Ex-Präsident Nicolas Sarkozy von der konservativen UMP trifft sich währenddessen mit seinem Nachfolger Hollande im Élysée-Palast. „Ich habe die Einladung des Staatschefs angenommen, um das Klima der nationalen Einheit zu verdeutlichen. Dies ist angesichts des Angriffs auf die Zivilisation und die Republik durch entschlossene Fanatiker jedermanns Pflicht“, sagt er danach. „Zivilisierte Menschen müssen als Antwort auf diese Barbarei zusammenstehen.“ Aber auch er nutzt die Gelegenheit, Härte zu fordern: „Ich habe Hollande gesagt, dass es Entscheidungen zu treffen gibt“, erklärt Sarkozy. „Die Bedrohung entwickelt sich weiter, unsere Maßnahmen müssen sich weiterentwickeln.“ Am Freitag will auch Le Pen den Präsidenten treffen.

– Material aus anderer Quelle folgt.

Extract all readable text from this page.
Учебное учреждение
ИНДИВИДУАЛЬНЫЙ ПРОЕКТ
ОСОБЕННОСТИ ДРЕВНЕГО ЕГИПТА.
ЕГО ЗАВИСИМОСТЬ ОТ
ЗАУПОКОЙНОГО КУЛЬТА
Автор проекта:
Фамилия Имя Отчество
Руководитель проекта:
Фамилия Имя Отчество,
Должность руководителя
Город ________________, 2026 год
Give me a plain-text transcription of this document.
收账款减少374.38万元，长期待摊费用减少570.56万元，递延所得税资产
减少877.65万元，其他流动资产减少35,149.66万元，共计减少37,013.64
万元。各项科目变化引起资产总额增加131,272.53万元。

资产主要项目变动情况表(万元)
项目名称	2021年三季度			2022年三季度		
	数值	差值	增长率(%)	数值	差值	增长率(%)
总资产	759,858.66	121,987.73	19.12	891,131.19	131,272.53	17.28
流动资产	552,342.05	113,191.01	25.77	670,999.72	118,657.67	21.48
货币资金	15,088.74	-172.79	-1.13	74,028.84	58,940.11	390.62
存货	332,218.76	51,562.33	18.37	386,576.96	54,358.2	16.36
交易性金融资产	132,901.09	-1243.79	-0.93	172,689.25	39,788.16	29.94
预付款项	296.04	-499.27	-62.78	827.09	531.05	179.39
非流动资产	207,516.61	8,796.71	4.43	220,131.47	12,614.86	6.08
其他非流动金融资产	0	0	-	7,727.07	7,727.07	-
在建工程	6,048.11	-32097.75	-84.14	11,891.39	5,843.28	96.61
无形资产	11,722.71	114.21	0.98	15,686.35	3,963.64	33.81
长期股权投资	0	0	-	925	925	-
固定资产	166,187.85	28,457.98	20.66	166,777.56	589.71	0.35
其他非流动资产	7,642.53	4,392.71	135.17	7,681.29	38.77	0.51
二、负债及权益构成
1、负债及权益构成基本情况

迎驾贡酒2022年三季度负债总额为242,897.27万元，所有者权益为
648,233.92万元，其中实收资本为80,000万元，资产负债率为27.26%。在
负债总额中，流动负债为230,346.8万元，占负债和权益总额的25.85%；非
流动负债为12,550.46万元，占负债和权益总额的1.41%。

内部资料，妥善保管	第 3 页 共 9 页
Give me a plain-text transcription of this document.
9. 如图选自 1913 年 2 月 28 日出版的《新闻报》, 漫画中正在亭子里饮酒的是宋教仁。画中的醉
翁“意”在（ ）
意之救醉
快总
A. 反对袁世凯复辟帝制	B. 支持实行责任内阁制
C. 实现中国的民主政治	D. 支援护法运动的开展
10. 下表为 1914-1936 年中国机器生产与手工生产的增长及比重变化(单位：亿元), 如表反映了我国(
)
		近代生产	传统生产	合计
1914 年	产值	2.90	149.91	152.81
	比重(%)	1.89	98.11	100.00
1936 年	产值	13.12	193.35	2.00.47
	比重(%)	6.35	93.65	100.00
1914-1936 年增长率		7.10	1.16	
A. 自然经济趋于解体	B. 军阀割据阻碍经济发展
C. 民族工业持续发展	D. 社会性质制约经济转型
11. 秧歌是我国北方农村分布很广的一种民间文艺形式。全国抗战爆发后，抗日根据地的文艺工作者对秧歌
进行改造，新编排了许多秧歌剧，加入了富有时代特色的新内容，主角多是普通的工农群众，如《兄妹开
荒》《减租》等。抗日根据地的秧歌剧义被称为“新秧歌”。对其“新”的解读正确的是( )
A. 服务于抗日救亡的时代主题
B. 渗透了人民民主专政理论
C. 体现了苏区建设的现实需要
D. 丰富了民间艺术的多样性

Um Punkt zwölf Uhr beginnen überall in Frankreich die Kirchenglocken zu läuten, um der Opfer des Attentats zu gedenken. Schüler, Mitarbeiter von Redaktionen, Unternehmen und öffentlichen Einrichtungen versammeln sich im gesamten Land für eine Schweigeminute. Selbst die Metro-Bahnen und Busse in Paris stehen in diesem Moment still. Der Eiffelturm wird Donnerstagabend Trauer tragen. Seine Lichter sollen um 20 Uhr ausgeschaltet werden. Anne Hidalgo, die Bürgermeisterin von Paris, will „Charlie Hebdo“ am Freitag die Ehrenbürgerschaft verleihen. Sie ruft gemeinsam mit anderen politischen Vertretern der französischen Hauptstadt für Donnerstagabend zu einem neuerlichen Gedenkmarsch zum Place de la République auf. Vielleicht gelingt es Frankreich dann, einen Moment lang zu trauern.